UNC had another problem. “The classical atmosphere at Chapel Hill was perhaps a bit unfriendly to the new democratic ideal of higher education for the masses,” according to David Lockmiller ’35 (PhD), a history professor at State College and author of the 1939 book History of the North Carolina State College. “This attitude, real or imaginary, no doubt convinced many that the true hope for education in agricultural and mechanical arts lay in the establishment of a separate institution.”

In October 1889, the N.C. College of Agriculture and Mechanic Arts opened to its first 50 students. (It was renamed in 1917, with the word Engineering replacing Mechanic Arts to better reflect the school’s academic prowess.) Students studied agricultural subjects and mechanical, civil and architectural engineering. They worked in blacksmith, carpenter and machine shops, and ran the school’s electric plant.

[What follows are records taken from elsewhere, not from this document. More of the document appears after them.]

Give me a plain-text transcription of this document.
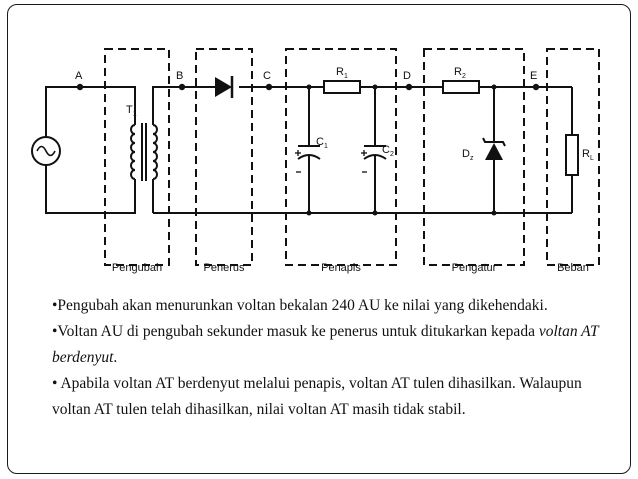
A	B	C	D	E
$T_1$
$R_1$	$R_2$
$C_1$	$C_2$	$D_z$	$R_L$
Pengubah	Penerus	Penapis	Pengatur	Beban

•Pengubah akan menurunkan voltan bekalan 240 AU ke nilai yang dikehendaki.

•Voltan AU di pengubah sekunder masuk ke penerus untuk ditukarkan kepada voltan AT berdenyut.

• Apabila voltan AT berdenyut melalui penapis, voltan AT tulen dihasilkan. Walaupun voltan AT tulen telah dihasilkan, nilai voltan AT masih tidak stabil.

The Morrill Act required State College to deliver “classic studies,” but not until 1906 did the school offer modern language courses. Detractors at UNC regarded such inattention to the liberal arts as evidence of State College’s inability to offer engineers a well-rounded education. In 1935, arts and sciences courses made up 45 percent of the classes required for a UNC engineering degree.

“Engineering is becoming more intimately connected with law, economics, and psychology, which are better centered in a university than in a distinctly technical school,” the student editors of The Carolina Engineer magazine wrote in 1934.

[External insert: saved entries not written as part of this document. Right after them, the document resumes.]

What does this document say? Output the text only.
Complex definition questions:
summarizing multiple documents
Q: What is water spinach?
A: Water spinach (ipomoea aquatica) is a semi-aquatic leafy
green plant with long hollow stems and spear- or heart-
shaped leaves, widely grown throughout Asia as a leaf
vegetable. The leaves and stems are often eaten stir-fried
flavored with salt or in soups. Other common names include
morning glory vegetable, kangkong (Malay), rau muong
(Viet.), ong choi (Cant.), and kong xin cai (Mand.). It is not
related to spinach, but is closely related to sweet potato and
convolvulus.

UNC’s program had a better national reputation, but State College was a scrappy underdog. The school built a strong athletic tradition, with teams often called the “Red Terrors,” their spirit reflected by their fight song: “Scrap ’em, men, hold ’em fast/You’ll reach victory at last.”

The loss of Carolina’s engineering program was a bruising blow. But consolidation of the universities into a statewide system proved in the long run, most believe, to have been a smart move that helped make the state an economic powerhouse.

— George Spencer

Will UNC Engineering Rise Again?

The hurt feelings of the 1930s over consolidating the engineering schools at UNC and N.C. State College may have been buried long ago, but could the same animosity return in the coming years?

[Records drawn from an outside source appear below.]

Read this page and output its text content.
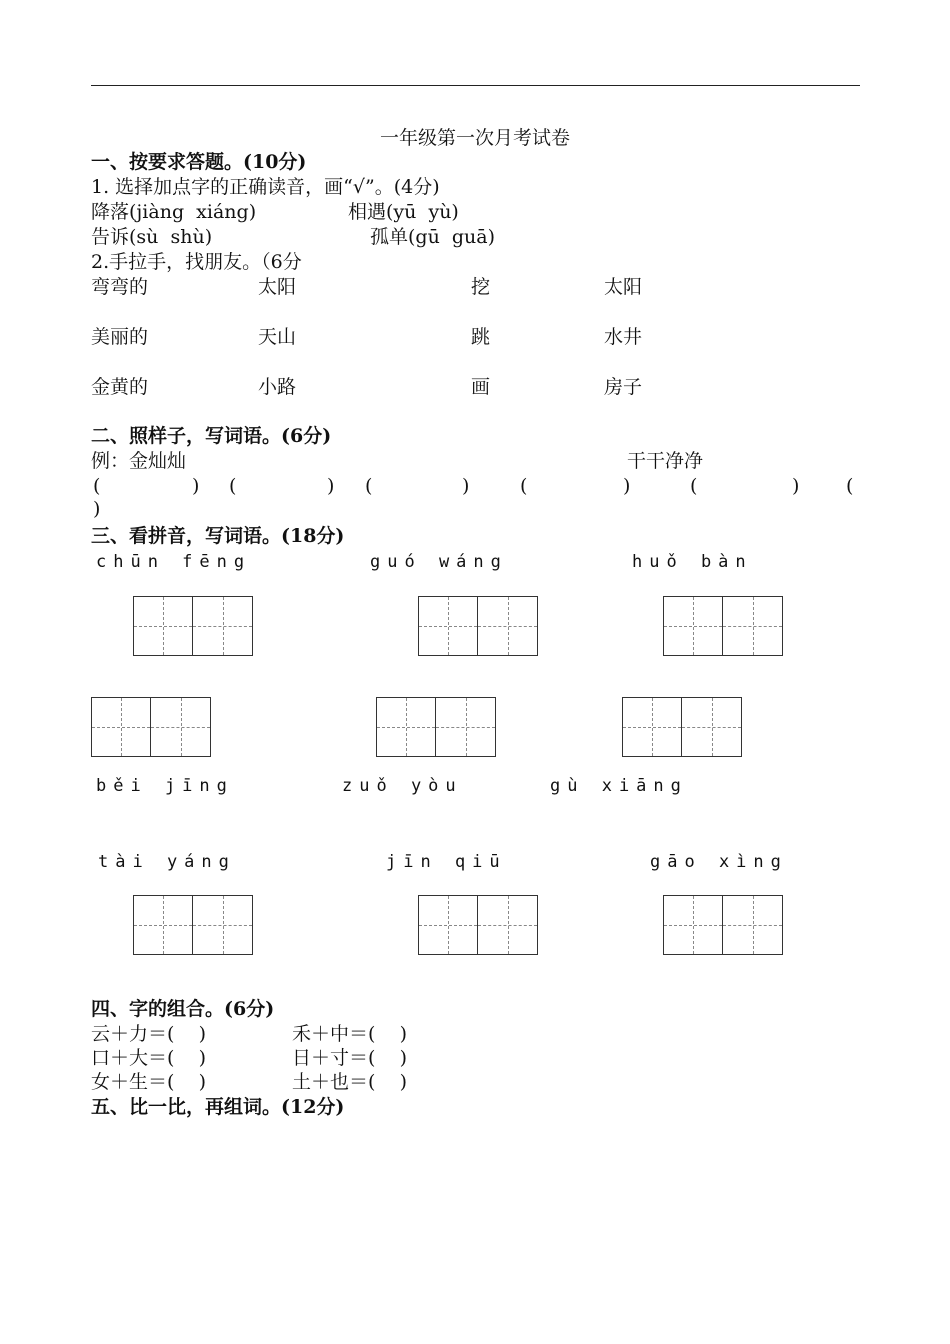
一年级第一次月考试卷
一、按要求答题。(10分)
1. 选择加点字的正确读音，画“√”。(4分)
降落(jiàng  xiáng)	相遇(yū  yù)
告诉(sù  shù)	孤单(gū  guā)
2.手拉手，找朋友。（6分
弯弯的	太阳	挖	太阳
美丽的	天山	跳	水井
金黄的	小路	画	房子
二、照样子，写词语。(6分)
例：金灿灿	干干净净
(	) (	) (	)	(	)	(	) (
)
三、看拼音，写词语。(18分)
chūn fēng	guó wáng	huǒ bàn
běi jīng	zuǒ yòu	gù xiāng
tài yáng	jīn qiū	gāo xìng
四、字的组合。(6分)
云＋力＝(    )	禾＋中＝(    )
口＋大＝(    )	日＋寸＝(    )
女＋生＝(    )	土＋也＝(    )
五、比一比，再组词。(12分)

Maybe, if N.C. House Speaker Tim Moore ’92 can convince enough of his fellow lawmakers that reestablishing an engineering school at UNC is a good idea. In September, he told the North Carolina Tribune, a business publication launched last year to cover state government, that he has been talking to other state legislators about bringing back engineering to Carolina.

Moore believes North Carolina needs another engineering school to position itself to meet what is expected to be a growing demand for their skills, and Carolina is the proper place to house another institution. He has contacted members of the UNC System Board of Governors to gauge whether there is any interest in bringing engineering back to UNC, the Tribune reported. But there’s no word on whether anyone thinks so. The 2023–25 state budget did not include funding for a UNC engineering school, and Moore believes it will be some time before a school comes to fruition, if it ever does.

“It’s something I’m interested in,” Moore told the Tribune. “But I think it’s an idea that’s going to need to work its way through the process.”

Moore did not return calls for comment.

Speaking at the Oct. 6 meeting of the UNC Faculty Council, Chancellor Kevin Guskiewicz acknowledged there has been discussion in the state Legislature about bringing engineering back to UNC. “There’s been talk of, ‘Why doesn’t Carolina have an engineering school?’ especially when we have a department of applied physical sciences,” he said. “I don’t expect that [engineering school] to come anytime soon.”

North Carolina has engineering schools at NCSU, the University of North Carolina at Charlotte, N.C. A&T State University, and Duke University.

Whether UNC regains its engineering school or not, if the past is any indication, one thing is certain: Expect a similar feud to erupt if Moore’s plan gains traction.